There are 13 hearts in a deck of 52 cards, so the probability of drawing a heart on the first card is 13/52.
Step 2: Find the probability of drawing a diamond on the second card.
Likewise, there are 13 diamonds in a deck of 52 cards, so the probability of drawing a diamond on the second card is also 13/52.
Step 3: Calculate the combined probability.
Since the two events are independent (as the cards are drawn with replacement), we can calculate the combined probability by multiplying the individual probabilities:
Probability = (13/52) * (13/52)
= (169/2704)
= 0.0625
So, the probability of drawing a heart on the first card and a diamond on the second card is 0.0625 or 6.25%.

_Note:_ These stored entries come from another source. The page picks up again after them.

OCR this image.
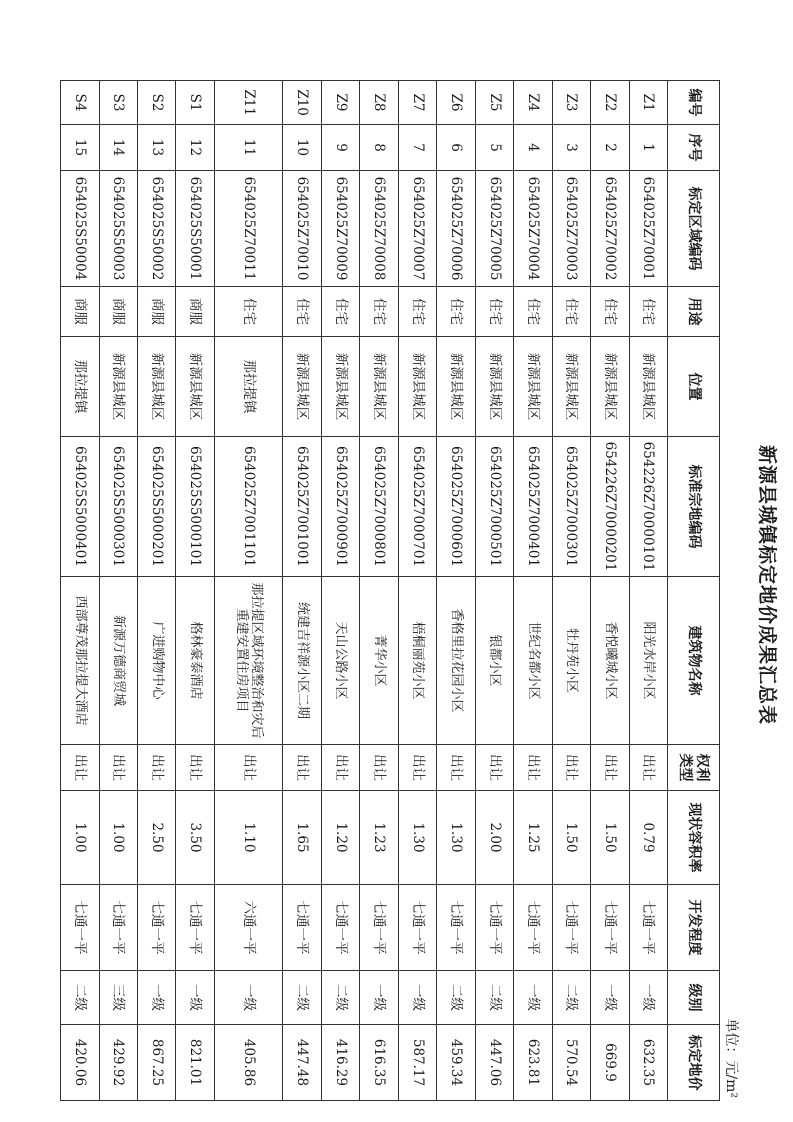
新源县城镇标定地价成果汇总表
单位：元/m²
编号	序号	标定区域编码	用途	位置	标准宗地编码	建筑物名称	权利类型	现状容积率	开发程度	级别	标定地价
Z1	1	654025Z70001	住宅	新源县城区	654226Z70000101	阳光水岸小区	出让	0.79	七通一平	一级	632.35
Z2	2	654025Z70002	住宅	新源县城区	654226Z70000201	香悦曦城小区	出让	1.50	七通一平	一级	669.9
Z3	3	654025Z70003	住宅	新源县城区	654025Z7000301	牡丹苑小区	出让	1.50	七通一平	二级	570.54
Z4	4	654025Z70004	住宅	新源县城区	654025Z7000401	世纪名都小区	出让	1.25	七通一平	一级	623.81
Z5	5	654025Z70005	住宅	新源县城区	654025Z7000501	银都小区	出让	2.00	七通一平	二级	447.06
Z6	6	654025Z70006	住宅	新源县城区	654025Z7000601	香格里拉花园小区	出让	1.30	七通一平	二级	459.34
Z7	7	654025Z70007	住宅	新源县城区	654025Z7000701	梧桐丽苑小区	出让	1.30	七通一平	一级	587.17
Z8	8	654025Z70008	住宅	新源县城区	654025Z7000801	菁华小区	出让	1.23	七通一平	一级	616.35
Z9	9	654025Z70009	住宅	新源县城区	654025Z7000901	天山公路小区	出让	1.20	七通一平	二级	416.29
Z10	10	654025Z70010	住宅	新源县城区	654025Z7001001	统建吉祥源小区二期	出让	1.65	七通一平	二级	447.48
Z11	11	654025Z70011	住宅	那拉提镇	654025Z7001101	那拉提区域环境整治和灾后重建安置住房项目	出让	1.10	六通一平	一级	405.86
S1	12	654025S50001	商服	新源县城区	654025S5000101	格林豪泰酒店	出让	3.50	七通一平	一级	821.01
S2	13	654025S50002	商服	新源县城区	654025S5000201	广进购物中心	出让	2.50	七通一平	一级	867.25
S3	14	654025S50003	商服	新源县城区	654025S5000301	新源万德商贸城	出让	1.00	七通一平	三级	429.92
S4	15	654025S50004	商服	那拉提镇	654025S5000401	西部尊茂那拉提大酒店	出让	1.00	七通一平	二级	420.06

To find the probability that the first card is a heart and the second card is a diamond, we need to determine the number of favorable outcomes and the total number of possible outcomes.
First, let's calculate the number of favorable outcomes:
1. The probability of drawing a heart as the first card is 13 hearts out of 52 cards since there are 13 hearts in a deck.
2. After replacing the first card back into the deck, the probability of drawing a diamond as the second card is also 13 diamonds out of 52 cards.
To calculate the total number of possible outcomes:
Since each card is being replaced after being drawn, the total number of possible outcomes remains at 52 cards for each draw.
Now we can calculate the probability:
The probability of the first card being a heart and the second card being a diamond is calculated by multiplying the probabilities of each event together.
P(first card is a heart and second card is a diamond) = P(first card is a heart) * P(second card is a diamond)
= (13/52) * (13/52)
= (1/4) * (1/4)
= 1/16
Therefore, the probability that the first card is a heart and the second card is a diamond is 1/16 or approximately 0.0625.
13/52*13/51
Um, possible typo there?
If the cards are drawn _with_ replacement, the first card is back in the deck when the second is drawn, and the probability of the second being a diamond is again 13/52?